HFYREBORN BOT has already corrected this issue.... We are behind the times.
I saw the story this happened in a couple of days ago, and it's looking to me like a simple escape character issue. Assuming the author's name went into the database correctly, the solution to this particular issue will be at or around line 50 of submissions.py and line 95 of bot.py. This is an issue related to Reddit markdown,
Assuming that the name variables are strings, this specific case could be fixed with a simple replace command, such as the following:
post = config.POST_CONTENT.format(username=submission.author.name.replace("_", "\_"))
Now, obviously, that doesn't cover the rest of the potential formatting characters, but they could fairly easily end up being covered if the author's name gets run through a sanitation function designed to escape any relevant markdown formatting characters.
errrmmm... can someone put this guys name in a code block or something? i think github's markdown is also mangling it.
That being said, it doesn't look like HFYBotReborn is doing special with the name output. The author link appears to just be "[" + username + "](https://reddit.com/u/" + username + ")";
__-___----_
As for HFYBotReborn...that's the weird part. I checked yesterday to see what they did, and realized it doesn't even have a relevant commit. I just double checked on Reddit, and that code with a raw, unsanitized username /will/ still use formatting, meaning it doesn't display properly. I know the username needs to be sanitized, but the frustrating thing, for me, is that I can't find where it gets done in HFYBotReborn, nor have I found where it might be done by RedditSharp, which HFYBotReborn relies on to post and comment.
As an aside, love your avatar. Used to follow lfgcomic for ages, not sure why I stopped.
Anyway, I just double-checked and found this page detailing reddit username rules. It would appear the only non-alphanumeric characters in usernames are, coincidentally, the underscores and dashes used in the aforementioned username. Considering only two relevant lines, the fix is literally a matter of changing line 50 of submissions.py to
post = config.POST_CONTENT.format(username=submission.author.name.replace("_", "\_").replace("-", "\-"))
and line 95 of bot.py to
return config.POST_CONTENT.format(username = author.replace("_", "\_").replace("-", "\-"))
Of course, assuming that the author name is a string, which would be the normal datatype for this.
Sorry for the notification spam, but I figured out where the relevant commit is. Turns out it's not in the main repository yet, and is instead over in j1xwnbsr's copy. And they did exactly what I was suggesting, though a bit overkill. Three of the characters being escaped (the tilde, asterisk, and caret) are supposedly not usable in Reddit usernames, while the underscore and dash are. So, it's looking like my suggestions above should work just fine.
Bot.py is an artifact of old. {magical hand waviness} Ignore the artifact {End magical hand waviness}
I've merged the submissions. @ around line 50 and again around line 77.
I'll work it into a pull after a bit.
So, it looks like we may need to add two more backslashes every time to the how to subscribe message, to make sure the bot reads it accurately. Is that correct?

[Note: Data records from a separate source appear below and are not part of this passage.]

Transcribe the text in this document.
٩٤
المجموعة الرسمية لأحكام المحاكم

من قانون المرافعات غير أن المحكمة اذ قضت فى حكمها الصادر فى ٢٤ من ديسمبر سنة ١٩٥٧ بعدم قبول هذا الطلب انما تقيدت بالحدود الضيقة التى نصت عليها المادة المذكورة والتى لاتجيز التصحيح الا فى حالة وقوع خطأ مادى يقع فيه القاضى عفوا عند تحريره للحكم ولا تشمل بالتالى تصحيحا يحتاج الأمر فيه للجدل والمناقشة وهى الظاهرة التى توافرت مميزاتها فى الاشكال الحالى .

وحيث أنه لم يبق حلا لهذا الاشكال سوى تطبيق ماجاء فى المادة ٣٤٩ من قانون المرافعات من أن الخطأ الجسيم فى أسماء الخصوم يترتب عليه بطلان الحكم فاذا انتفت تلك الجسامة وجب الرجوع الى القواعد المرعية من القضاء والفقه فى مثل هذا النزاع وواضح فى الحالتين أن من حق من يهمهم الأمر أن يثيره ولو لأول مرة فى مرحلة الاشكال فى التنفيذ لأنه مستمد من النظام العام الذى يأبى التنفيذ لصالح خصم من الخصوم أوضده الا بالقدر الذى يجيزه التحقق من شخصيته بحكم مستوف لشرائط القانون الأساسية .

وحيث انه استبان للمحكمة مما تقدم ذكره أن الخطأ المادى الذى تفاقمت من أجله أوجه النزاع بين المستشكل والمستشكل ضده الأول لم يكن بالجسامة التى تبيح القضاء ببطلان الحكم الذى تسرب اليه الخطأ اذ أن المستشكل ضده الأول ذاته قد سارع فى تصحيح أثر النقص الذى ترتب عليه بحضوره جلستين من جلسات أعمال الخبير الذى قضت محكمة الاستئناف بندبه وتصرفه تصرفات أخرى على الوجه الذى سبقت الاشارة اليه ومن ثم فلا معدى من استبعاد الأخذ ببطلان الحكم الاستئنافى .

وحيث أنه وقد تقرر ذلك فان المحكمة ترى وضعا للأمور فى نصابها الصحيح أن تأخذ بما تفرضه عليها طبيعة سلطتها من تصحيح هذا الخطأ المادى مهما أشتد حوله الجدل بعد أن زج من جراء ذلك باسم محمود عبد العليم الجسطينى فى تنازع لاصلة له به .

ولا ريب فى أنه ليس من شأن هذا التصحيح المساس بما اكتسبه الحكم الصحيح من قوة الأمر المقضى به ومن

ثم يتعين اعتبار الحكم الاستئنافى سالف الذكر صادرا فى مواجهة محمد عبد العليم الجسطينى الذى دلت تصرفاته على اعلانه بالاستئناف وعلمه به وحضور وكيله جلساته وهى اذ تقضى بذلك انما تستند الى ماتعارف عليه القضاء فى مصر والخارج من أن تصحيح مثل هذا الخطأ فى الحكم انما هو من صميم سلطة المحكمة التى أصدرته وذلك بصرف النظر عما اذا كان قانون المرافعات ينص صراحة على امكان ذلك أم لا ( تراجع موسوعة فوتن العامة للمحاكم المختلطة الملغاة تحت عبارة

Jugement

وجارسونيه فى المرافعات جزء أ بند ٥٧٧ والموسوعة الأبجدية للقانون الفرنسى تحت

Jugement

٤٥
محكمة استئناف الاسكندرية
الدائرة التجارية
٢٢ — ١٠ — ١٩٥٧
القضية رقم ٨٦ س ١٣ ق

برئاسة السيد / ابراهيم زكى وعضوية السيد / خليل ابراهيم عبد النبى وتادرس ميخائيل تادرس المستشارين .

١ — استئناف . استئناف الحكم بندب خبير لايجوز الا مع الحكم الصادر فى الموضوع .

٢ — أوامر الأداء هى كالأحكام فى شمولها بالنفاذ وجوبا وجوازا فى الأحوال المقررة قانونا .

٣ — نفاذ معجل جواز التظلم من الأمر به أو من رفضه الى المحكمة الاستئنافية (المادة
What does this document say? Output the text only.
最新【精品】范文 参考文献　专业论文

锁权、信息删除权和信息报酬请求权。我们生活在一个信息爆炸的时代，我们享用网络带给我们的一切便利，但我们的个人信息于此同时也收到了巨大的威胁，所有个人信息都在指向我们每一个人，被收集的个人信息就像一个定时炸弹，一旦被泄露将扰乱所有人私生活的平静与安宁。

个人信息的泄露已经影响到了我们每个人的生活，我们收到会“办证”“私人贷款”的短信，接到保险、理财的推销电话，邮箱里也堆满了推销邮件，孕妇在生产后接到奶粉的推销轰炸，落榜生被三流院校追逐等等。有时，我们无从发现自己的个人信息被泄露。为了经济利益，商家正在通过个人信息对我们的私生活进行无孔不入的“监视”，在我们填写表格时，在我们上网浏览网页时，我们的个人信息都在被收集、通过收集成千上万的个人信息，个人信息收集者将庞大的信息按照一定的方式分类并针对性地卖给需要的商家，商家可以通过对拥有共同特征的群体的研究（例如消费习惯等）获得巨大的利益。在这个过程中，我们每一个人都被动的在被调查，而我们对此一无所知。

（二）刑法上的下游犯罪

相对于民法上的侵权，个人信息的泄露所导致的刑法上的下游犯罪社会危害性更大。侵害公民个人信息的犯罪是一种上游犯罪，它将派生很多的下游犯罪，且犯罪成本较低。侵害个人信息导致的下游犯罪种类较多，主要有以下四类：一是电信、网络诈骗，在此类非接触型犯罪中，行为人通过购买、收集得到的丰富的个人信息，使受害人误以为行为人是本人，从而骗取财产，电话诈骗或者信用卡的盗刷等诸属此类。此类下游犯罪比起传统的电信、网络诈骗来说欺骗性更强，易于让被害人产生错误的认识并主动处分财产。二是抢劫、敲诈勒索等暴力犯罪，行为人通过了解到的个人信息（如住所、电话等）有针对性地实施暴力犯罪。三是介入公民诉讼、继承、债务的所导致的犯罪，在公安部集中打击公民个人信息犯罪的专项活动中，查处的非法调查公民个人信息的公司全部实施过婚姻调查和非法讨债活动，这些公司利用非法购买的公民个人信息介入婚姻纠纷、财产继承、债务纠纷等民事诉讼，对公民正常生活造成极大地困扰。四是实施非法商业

It has been suggested to place it in a Code block too. `/USERNAME`
I'm not sure which way would be the best way.
Code block would be easier for output formatting, but would look a bit off and would require a bit of additional filtering on reading subscription/unsubscription requests, Adding the additional backslashes would not require the additional filtering, but would require adding another argument or filter for creating the posts. They're roughly equal in terms of coding work, but the additional backslashes is less work to maintain, less work for the users of the subreddit, and less work for the bot to do when reading posts.